The atomic sensor, funded by the Pentagon’s Defense Innovation Unit, was delivered in August and is awaiting a ride to space, Vector Atomic’s CEO Jamil Abo-Shaeer, told SpaceNews.
Abo-Shaeer, a former project manager at the Defense Advanced Research Projects Agency, co-founded Vector Atomic in 2018 with the goal of fielding and commercializing atomic instruments.
The company in 2020 was selected by DIU to build an atomic sensor — a device that exploits the quantum properties of atoms to make very precise measurements — that could survive the rigors of space.
Abo-Shaeer said Vector Atomic has no venture capital funding. After winning the DIU contract that provided about $10 million in government funds, the company partnered with Honeywell to build an atomic inertial navigation sensor, qualify it for space flight and integrate it with a satellite bus.
Inertial navigation devices have been around for decades but the atomic variant is a more complex technology that has only existed in labs, said Abo-Shaeer.
Inertial navigation systems use motion sensors, or accelerometers, and rotation sensors known as gyroscopes to continuously calculate the position, orientation, and velocity of a moving object without the need for external references like GPS.
Atomic sensors that use atomic clocks are more precise but they’ve only been tested in laboratories and are very fragile, he said. DIU’s project is about figuring out if these devices can be made robust enough for deployment in real-world systems.
And the best way to answer that, said Abo-Shaeer, is to send one of these sensors into the harshest environment, which is outer space, after putting it through the rigors of space launch.
The problem with current technology
Inertial navigation devices used today in air, maritime, ground and space platforms are “incredibly good and incredibly robust” at providing short-term position, velocity and attitude data, he said. Over time, however, small errors in measurement accumulate, causing inertial navigation systems to drift. This means they cannot provide accurate position data for extended periods without external updates from GPS or other systems.
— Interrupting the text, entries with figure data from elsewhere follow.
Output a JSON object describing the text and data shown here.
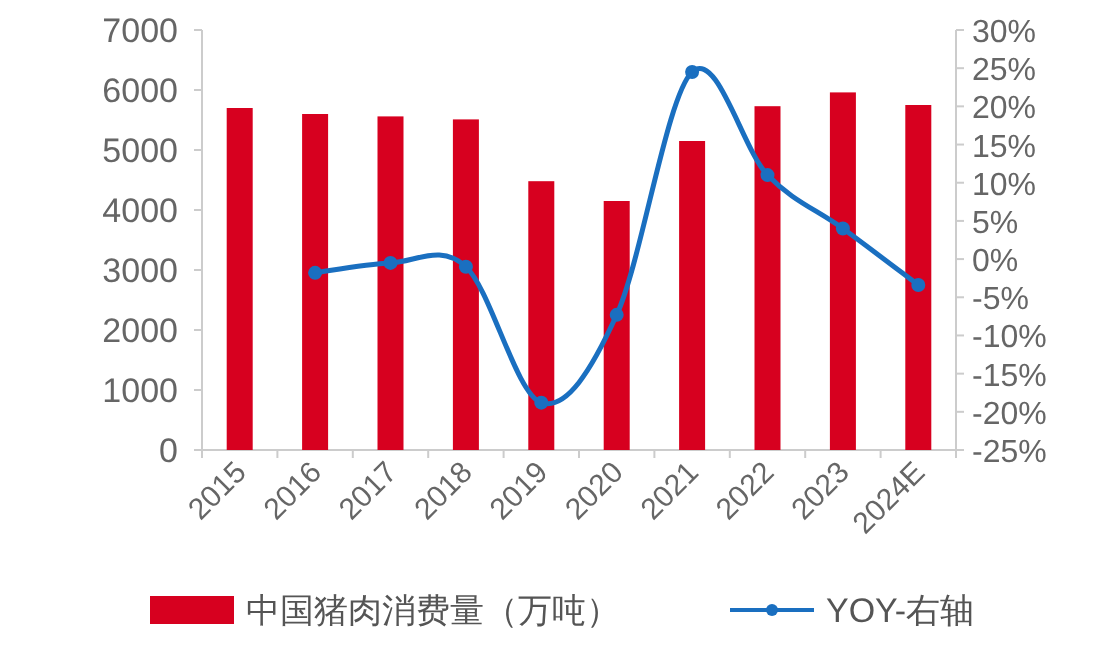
{
  "chart_data": {
    "type": "bar",
    "categories": [
      "2015",
      "2016",
      "2017",
      "2018",
      "2019",
      "2020",
      "2021",
      "2022",
      "2023",
      "2024E"
    ],
    "series": [
      {
        "name": "中国猪肉消费量（万吨）",
        "color": "#d7001f",
        "values": [
          5700,
          5600,
          5560,
          5510,
          4480,
          4150,
          5150,
          5730,
          5960,
          5750
        ]
      },
      {
        "name": "YOY-右轴",
        "type": "line",
        "axis": "y2",
        "color": "#1a6fc0",
        "marker": "circle",
        "values": [
          null,
          -1.8,
          -0.5,
          -1.0,
          -18.8,
          -7.3,
          24.5,
          11,
          4,
          -3.4
        ]
      }
    ],
    "ylim": [
      0,
      7000
    ],
    "yticks": [
      0,
      1000,
      2000,
      3000,
      4000,
      5000,
      6000,
      7000
    ],
    "y2lim": [
      -25,
      30
    ],
    "y2ticks": [
      {
        "value": -25,
        "label": "-25%"
      },
      {
        "value": -20,
        "label": "-20%"
      },
      {
        "value": -15,
        "label": "-15%"
      },
      {
        "value": -10,
        "label": "-10%"
      },
      {
        "value": -5,
        "label": "-5%"
      },
      {
        "value": 0,
        "label": "0%"
      },
      {
        "value": 5,
        "label": "5%"
      },
      {
        "value": 10,
        "label": "10%"
      },
      {
        "value": 15,
        "label": "15%"
      },
      {
        "value": 20,
        "label": "20%"
      },
      {
        "value": 25,
        "label": "25%"
      },
      {
        "value": 30,
        "label": "30%"
      }
    ],
    "legend": "bottom",
    "grid": false
  }
}
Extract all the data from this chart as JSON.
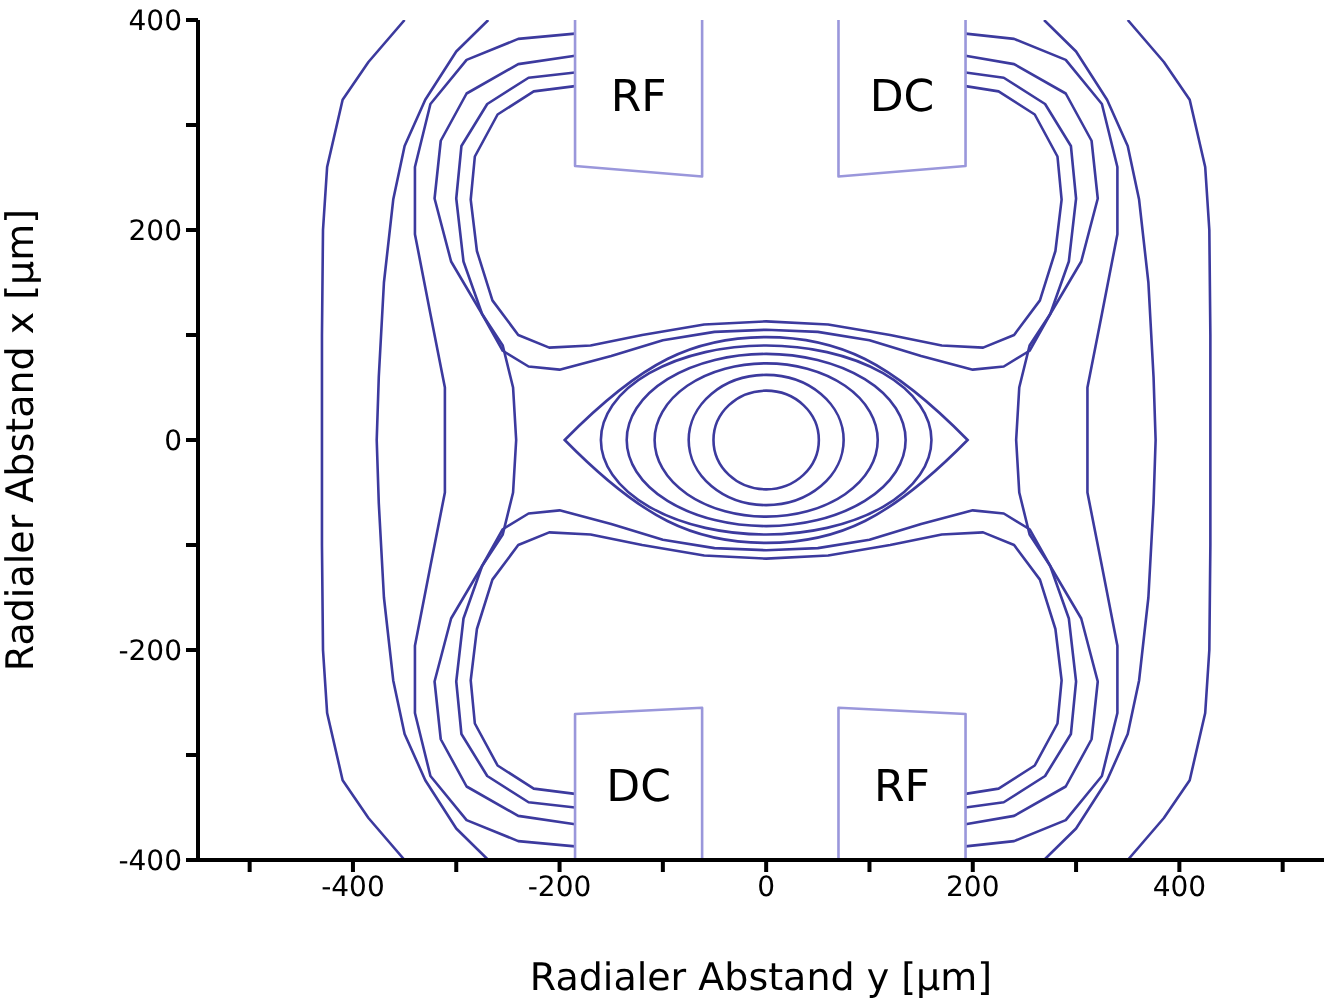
{
  "chart_data": {
    "type": "line",
    "xlabel": "Radialer Abstand y [µm]",
    "ylabel": "Radialer Abstand x [µm]",
    "xlim": [
      -550,
      540
    ],
    "ylim": [
      -400,
      400
    ],
    "xticks": [
      {
        "value": -500,
        "label": null
      },
      -400,
      {
        "value": -300,
        "label": null
      },
      -200,
      {
        "value": -100,
        "label": null
      },
      0,
      {
        "value": 100,
        "label": null
      },
      200,
      {
        "value": 300,
        "label": null
      },
      400,
      {
        "value": 500,
        "label": null
      }
    ],
    "yticks": [
      -400,
      {
        "value": -300,
        "label": null
      },
      -200,
      {
        "value": -100,
        "label": null
      },
      0,
      {
        "value": 100,
        "label": null
      },
      200,
      {
        "value": 300,
        "label": null
      },
      400
    ],
    "grid": false,
    "marker": "none",
    "line_style": "solid",
    "annotations": [
      "RF",
      "DC",
      "DC",
      "RF"
    ],
    "series": [
      {
        "color": "#3c3a9e",
        "x": [
          -185,
          -225,
          -260,
          -282,
          -286,
          -280,
          -265,
          -240,
          -210,
          -170,
          -120,
          -60,
          0,
          60,
          120,
          170,
          210,
          240,
          265,
          280,
          286,
          282,
          260,
          225,
          193
        ],
        "values": [
          337,
          332,
          310,
          270,
          229,
          180,
          133,
          100,
          88,
          90,
          100,
          110,
          113,
          110,
          100,
          90,
          88,
          100,
          133,
          180,
          229,
          270,
          310,
          332,
          337
        ]
      },
      {
        "color": "#3c3a9e",
        "x": [
          -185,
          -225,
          -260,
          -282,
          -286,
          -280,
          -265,
          -240,
          -210,
          -170,
          -120,
          -60,
          0,
          60,
          120,
          170,
          210,
          240,
          265,
          280,
          286,
          282,
          260,
          225,
          193
        ],
        "values": [
          -337,
          -332,
          -310,
          -270,
          -229,
          -180,
          -133,
          -100,
          -88,
          -90,
          -100,
          -110,
          -113,
          -110,
          -100,
          -90,
          -88,
          -100,
          -133,
          -180,
          -229,
          -270,
          -310,
          -332,
          -337
        ]
      },
      {
        "color": "#3c3a9e",
        "x": [
          -185,
          -230,
          -270,
          -295,
          -300,
          -293,
          -275,
          -255,
          -230,
          -200,
          -150,
          -100,
          -50,
          0,
          50,
          100,
          150,
          200,
          230,
          255,
          275,
          293,
          300,
          295,
          270,
          230,
          193
        ],
        "values": [
          350,
          345,
          320,
          280,
          230,
          170,
          120,
          85,
          70,
          67,
          80,
          95,
          103,
          105,
          103,
          95,
          80,
          67,
          70,
          85,
          120,
          170,
          230,
          280,
          320,
          345,
          350
        ]
      },
      {
        "color": "#3c3a9e",
        "x": [
          -185,
          -230,
          -270,
          -295,
          -300,
          -293,
          -275,
          -255,
          -230,
          -200,
          -150,
          -100,
          -50,
          0,
          50,
          100,
          150,
          200,
          230,
          255,
          275,
          293,
          300,
          295,
          270,
          230,
          193
        ],
        "values": [
          -350,
          -345,
          -320,
          -280,
          -230,
          -170,
          -120,
          -85,
          -70,
          -67,
          -80,
          -95,
          -103,
          -105,
          -103,
          -95,
          -80,
          -67,
          -70,
          -85,
          -120,
          -170,
          -230,
          -280,
          -320,
          -345,
          -350
        ]
      },
      {
        "color": "#3c3a9e",
        "x": [
          -185,
          -240,
          -290,
          -315,
          -321,
          -305,
          -275,
          -255,
          -245,
          -242,
          -245,
          -255,
          -275,
          -305,
          -321,
          -315,
          -290,
          -240,
          -185
        ],
        "values": [
          366,
          358,
          330,
          285,
          230,
          170,
          120,
          90,
          50,
          0,
          -50,
          -90,
          -120,
          -170,
          -230,
          -285,
          -330,
          -358,
          -366
        ]
      },
      {
        "color": "#3c3a9e",
        "x": [
          193,
          240,
          290,
          315,
          321,
          305,
          275,
          255,
          245,
          242,
          245,
          255,
          275,
          305,
          321,
          315,
          290,
          240,
          193
        ],
        "values": [
          366,
          358,
          330,
          285,
          230,
          170,
          120,
          90,
          50,
          0,
          -50,
          -90,
          -120,
          -170,
          -230,
          -285,
          -330,
          -358,
          -366
        ]
      },
      {
        "color": "#3c3a9e",
        "x": [
          -185,
          -240,
          -290,
          -325,
          -340,
          -340,
          -325,
          -311,
          -311,
          -311,
          -325,
          -340,
          -340,
          -325,
          -290,
          -240,
          -185
        ],
        "values": [
          387,
          382,
          362,
          320,
          260,
          196,
          120,
          50,
          0,
          -50,
          -120,
          -196,
          -260,
          -320,
          -362,
          -382,
          -387
        ]
      },
      {
        "color": "#3c3a9e",
        "x": [
          193,
          240,
          290,
          325,
          340,
          340,
          325,
          311,
          311,
          311,
          325,
          340,
          340,
          325,
          290,
          240,
          193
        ],
        "values": [
          387,
          382,
          362,
          320,
          260,
          196,
          120,
          50,
          0,
          -50,
          -120,
          -196,
          -260,
          -320,
          -362,
          -382,
          -387
        ]
      },
      {
        "color": "#3c3a9e",
        "x": [
          -269,
          -300,
          -330,
          -350,
          -361,
          -370,
          -375,
          -377,
          -375,
          -370,
          -361,
          -350,
          -330,
          -300,
          -269
        ],
        "values": [
          400,
          370,
          324,
          280,
          229,
          150,
          60,
          0,
          -60,
          -150,
          -229,
          -280,
          -324,
          -370,
          -400
        ]
      },
      {
        "color": "#3c3a9e",
        "x": [
          269,
          300,
          330,
          350,
          361,
          370,
          375,
          377,
          375,
          370,
          361,
          350,
          330,
          300,
          269
        ],
        "values": [
          400,
          370,
          324,
          280,
          229,
          150,
          60,
          0,
          -60,
          -150,
          -229,
          -280,
          -324,
          -370,
          -400
        ]
      },
      {
        "color": "#3c3a9e",
        "x": [
          -350,
          -385,
          -410,
          -425,
          -429,
          -430,
          -430,
          -430,
          -429,
          -425,
          -410,
          -385,
          -350
        ],
        "values": [
          400,
          360,
          324,
          260,
          200,
          100,
          0,
          -100,
          -200,
          -260,
          -324,
          -360,
          -400
        ]
      },
      {
        "color": "#3c3a9e",
        "x": [
          350,
          385,
          410,
          425,
          429,
          430,
          430,
          430,
          429,
          425,
          410,
          385,
          350
        ],
        "values": [
          400,
          360,
          324,
          260,
          200,
          100,
          0,
          -100,
          -200,
          -260,
          -324,
          -360,
          -400
        ]
      },
      {
        "color": "#9a97db",
        "x": [
          -185,
          -185,
          -62,
          -62
        ],
        "values": [
          400,
          261,
          251,
          400
        ]
      },
      {
        "color": "#9a97db",
        "x": [
          70,
          70,
          193,
          193
        ],
        "values": [
          400,
          251,
          261,
          400
        ]
      },
      {
        "color": "#9a97db",
        "x": [
          -185,
          -185,
          -62,
          -62
        ],
        "values": [
          -400,
          -261,
          -255,
          -400
        ]
      },
      {
        "color": "#9a97db",
        "x": [
          70,
          70,
          193,
          193
        ],
        "values": [
          -400,
          -255,
          -261,
          -400
        ]
      }
    ]
  }
}
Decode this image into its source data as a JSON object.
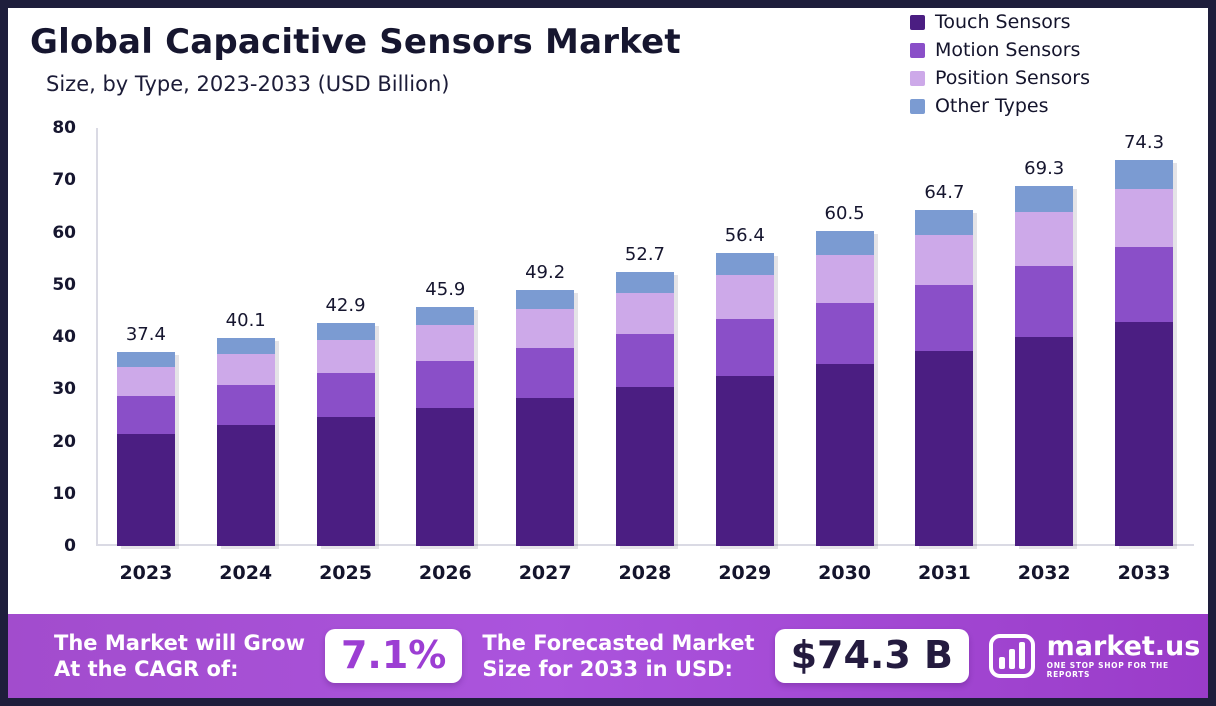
{
  "colors": {
    "frame": "#1e1e3c",
    "banner_purple": "#a24ccd",
    "text_dark": "#16162f"
  },
  "chart_data": {
    "type": "bar",
    "stacked": true,
    "title": "Global Capacitive Sensors Market",
    "subtitle": "Size, by Type, 2023-2033 (USD Billion)",
    "categories": [
      "2023",
      "2024",
      "2025",
      "2026",
      "2027",
      "2028",
      "2029",
      "2030",
      "2031",
      "2032",
      "2033"
    ],
    "series": [
      {
        "name": "Touch Sensors",
        "color": "#4b1e82",
        "values": [
          21.6,
          23.2,
          24.8,
          26.6,
          28.5,
          30.5,
          32.7,
          35.0,
          37.5,
          40.2,
          43.0
        ]
      },
      {
        "name": "Motion Sensors",
        "color": "#8a4fc8",
        "values": [
          7.3,
          7.8,
          8.4,
          9.0,
          9.6,
          10.3,
          11.0,
          11.8,
          12.7,
          13.6,
          14.6
        ]
      },
      {
        "name": "Position Sensors",
        "color": "#cda9e9",
        "values": [
          5.6,
          6.0,
          6.4,
          6.9,
          7.4,
          7.9,
          8.5,
          9.1,
          9.7,
          10.4,
          11.1
        ]
      },
      {
        "name": "Other Types",
        "color": "#7b9bd2",
        "values": [
          2.9,
          3.1,
          3.3,
          3.4,
          3.7,
          4.0,
          4.2,
          4.6,
          4.8,
          5.1,
          5.6
        ]
      }
    ],
    "totals": [
      "37.4",
      "40.1",
      "42.9",
      "45.9",
      "49.2",
      "52.7",
      "56.4",
      "60.5",
      "64.7",
      "69.3",
      "74.3"
    ],
    "ylim": [
      0,
      80
    ],
    "yticks": [
      0,
      10,
      20,
      30,
      40,
      50,
      60,
      70,
      80
    ],
    "grid": false,
    "legend_position": "top-right"
  },
  "banner": {
    "growth_line1": "The Market will Grow",
    "growth_line2": "At the CAGR of:",
    "cagr_value": "7.1%",
    "forecast_line1": "The Forecasted Market",
    "forecast_line2": "Size for 2033 in USD:",
    "forecast_value": "$74.3 B",
    "logo_text": "market.us",
    "logo_tagline": "ONE STOP SHOP FOR THE REPORTS"
  }
}
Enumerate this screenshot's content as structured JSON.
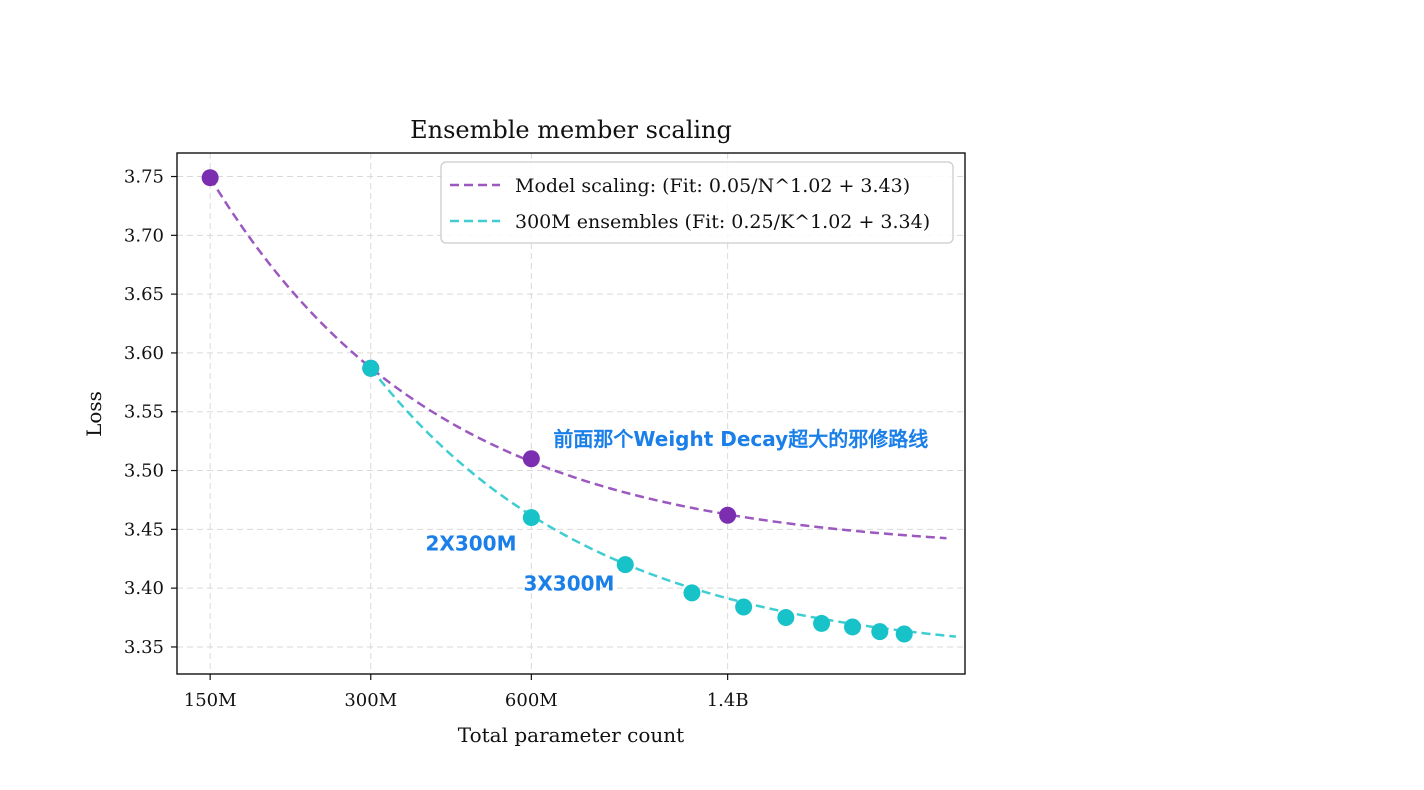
{
  "chart_data": {
    "type": "scatter",
    "title": "Ensemble member scaling",
    "xlabel": "Total parameter count",
    "ylabel": "Loss",
    "x_scale": "log",
    "xlim": [
      130,
      3900
    ],
    "ylim": [
      3.327,
      3.77
    ],
    "grid": true,
    "legend_position": "top-right",
    "x_ticks": [
      {
        "value": 150,
        "label": "150M"
      },
      {
        "value": 300,
        "label": "300M"
      },
      {
        "value": 600,
        "label": "600M"
      },
      {
        "value": 1400,
        "label": "1.4B"
      }
    ],
    "y_ticks": [
      3.35,
      3.4,
      3.45,
      3.5,
      3.55,
      3.6,
      3.65,
      3.7,
      3.75
    ],
    "y_tick_labels": [
      "3.35",
      "3.40",
      "3.45",
      "3.50",
      "3.55",
      "3.60",
      "3.65",
      "3.70",
      "3.75"
    ],
    "series": [
      {
        "name": "Model scaling: (Fit: 0.05/N^1.02 + 3.43)",
        "color": "#7b2fb0",
        "fit_color": "#9b59c0",
        "points": [
          {
            "x": 150,
            "y": 3.749
          },
          {
            "x": 300,
            "y": 3.587
          },
          {
            "x": 600,
            "y": 3.51
          },
          {
            "x": 1400,
            "y": 3.462
          }
        ],
        "fit": {
          "a": 0.05,
          "b": 1.02,
          "c": 3.43,
          "x_range": [
            150,
            3600
          ]
        }
      },
      {
        "name": "300M ensembles (Fit: 0.25/K^1.02 + 3.34)",
        "color": "#17c3c9",
        "fit_color": "#40cdd2",
        "points": [
          {
            "x": 300,
            "y": 3.587
          },
          {
            "x": 600,
            "y": 3.46
          },
          {
            "x": 900,
            "y": 3.42
          },
          {
            "x": 1200,
            "y": 3.396
          },
          {
            "x": 1500,
            "y": 3.384
          },
          {
            "x": 1800,
            "y": 3.375
          },
          {
            "x": 2100,
            "y": 3.37
          },
          {
            "x": 2400,
            "y": 3.367
          },
          {
            "x": 2700,
            "y": 3.363
          },
          {
            "x": 3000,
            "y": 3.361
          }
        ],
        "fit": {
          "a": 0.25,
          "b": 1.02,
          "c": 3.34,
          "x_range": [
            300,
            3750
          ]
        }
      }
    ],
    "annotations": [
      {
        "text": "前面那个Weight Decay超大的邪修路线",
        "x": 660,
        "y": 3.521
      },
      {
        "text": "2X300M",
        "x": 380,
        "y": 3.432
      },
      {
        "text": "3X300M",
        "x": 580,
        "y": 3.398
      }
    ]
  }
}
Quantum sensors that use atomic clocks improve accuracy and don’t drift over time like conventional systems, which makes them desirable for military applications, said Abo-Shaeer.
“They come calibrated out of the box and they stay calibrated,” he said. “The atomic systems will drift as well but you can navigate longer. They’re not doing anything fundamentally different from current technology. They’re just potentially doing it better.”
When the atomic sensor reaches orbit, it will operate autonomously. “It turns itself on, takes measurements, and pushes data back down to the ground,” said Abo-Shaeer.
Launch date TBD
Lt. Col. Nicholas Estep, program manager at DIU, said he could not discuss the specifics of the space mission that will fly Vector Atomic’s sensor, or the projected date for the launch.
The recent delivery of the quantum sensor marks a “compelling milestone for the quantum sensing community,” he told SpaceNews. “Atomic clocks have been flying on GPS for a long time, but other than atomic clocks, other forms of quantum sensing have not materialized outside the lab.”
The physics and the phenomenology of quantum sensing is “fun and very exciting,” said Estep. What DIU is doing is moving the technology to the next phase, which is systems engineering and prototyping.
“What we’ve shown so far is that you can put it together in an integrated package that’s actually reliable and can go through the rigors of qualification,” Estep said.
“We’ve gone through the qualification in order to be manifested and incorporated into a space demonstration,” he added. “We’ve delivered an actual experimental payload that has an atomic gyroscope.”